Monday, August 6, 2018

6 Steps to Becoming a Coach vs a Boss


We tend to treat people as we wish to be treated, and good leaders take it a step further and treat others as they want to be treated. I think a fundamental difference between boss and leader is that a boss makes decisions and treats others from the point of view of the boss – meaning what’s best for them, the company, etc. A leader looks at the situation from the employees’ point-of-view, treats them the way they want to be treated, and takes all factors into consideration when making decisions. There is no manual for being a leader, but if you’ve had a good boss, you’ve seen good leadership.

Would you rather work for a boss or a coach? Which do you think your employees would prefer? If you answered “coach,” you are on the right track. Here are some helpful ideas of how to become a better manager by being a coach. 

1. Listen more than you talk. 

2. Before you jump in with all the answers, ask what your employees think. 

3. Find out how people learn best. Some people need hands-on supervision; some people like to learn by watching first and then doing. Some people like to jump right in, make mistakes and then come to you when they have a question. Some people like to read about things and like to be referred to courses or manuals, etc. Some people won’t learn by reading at all. Everyone learns differently, and as a manager, you are the one primarily responsible to see that people learn how to do their jobs with excellence. It’s not the job of the training department, which is there to support you, not do all the teaching for you. Most managers mistakenly assume, without ever realizing it, that everyone learns the same way they themselves do. Very few managers ask people how they learn best, and so most people, when asked, don’t know quite know how to respond at first – they have to think about it. Go ahead and ask anyway, and make them think! Just by asking, you’ll help them take more responsibility for their own learning while also getting a sense of how best to manage them and guide their growth in the job. 
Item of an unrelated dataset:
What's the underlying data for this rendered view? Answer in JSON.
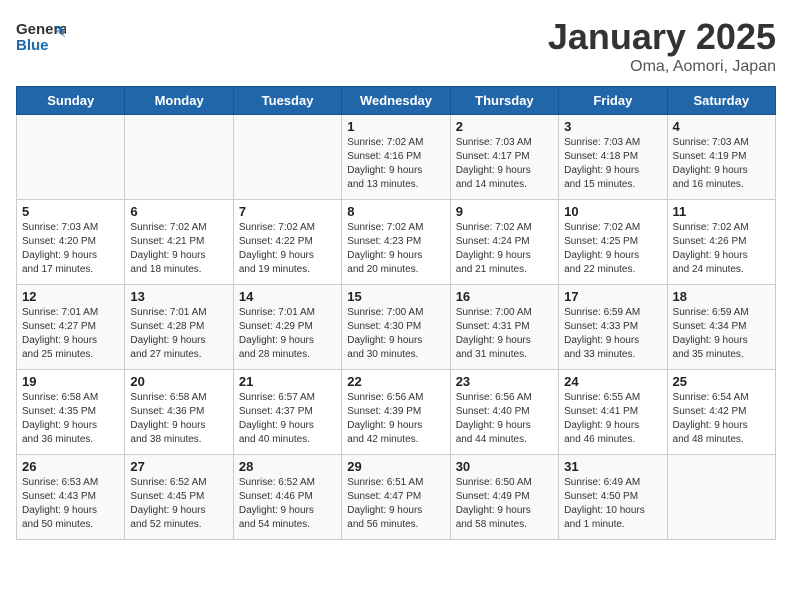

4. Praise in public, but correct in private. No one likes to be embarrassed in front of others. A manager who corrects an employee in front of others doesn’t just make one enemy, he makes a whole roomful. 

5. Don’t try to be everyone’s friend. Be friendly and pleasant, but keep your friendships out of the workplace.

6. Don’t manage by email. Email is good for conveying basic information, clarifying simple inquiries, scheduling things, etc. But email is a blunt communication instrument, and not very good when it comes to anything that can involve or incite emotion. Stay away from it for matters of coaching or any conflict. It will only make things worse. Talk on the phone or, better yet, in person for anything of importance. Let them ask questions, see your eyes and hear your tone of voice whenever you can.

Good leaders hold themselves and others accountable, listen well, mentor, consider multiple opinions before making decisions, and keep the goal in sight. They “lead” others there with them, they don’t “boss” them around to make it happen. No one wants to be bossed around, but few object to being led.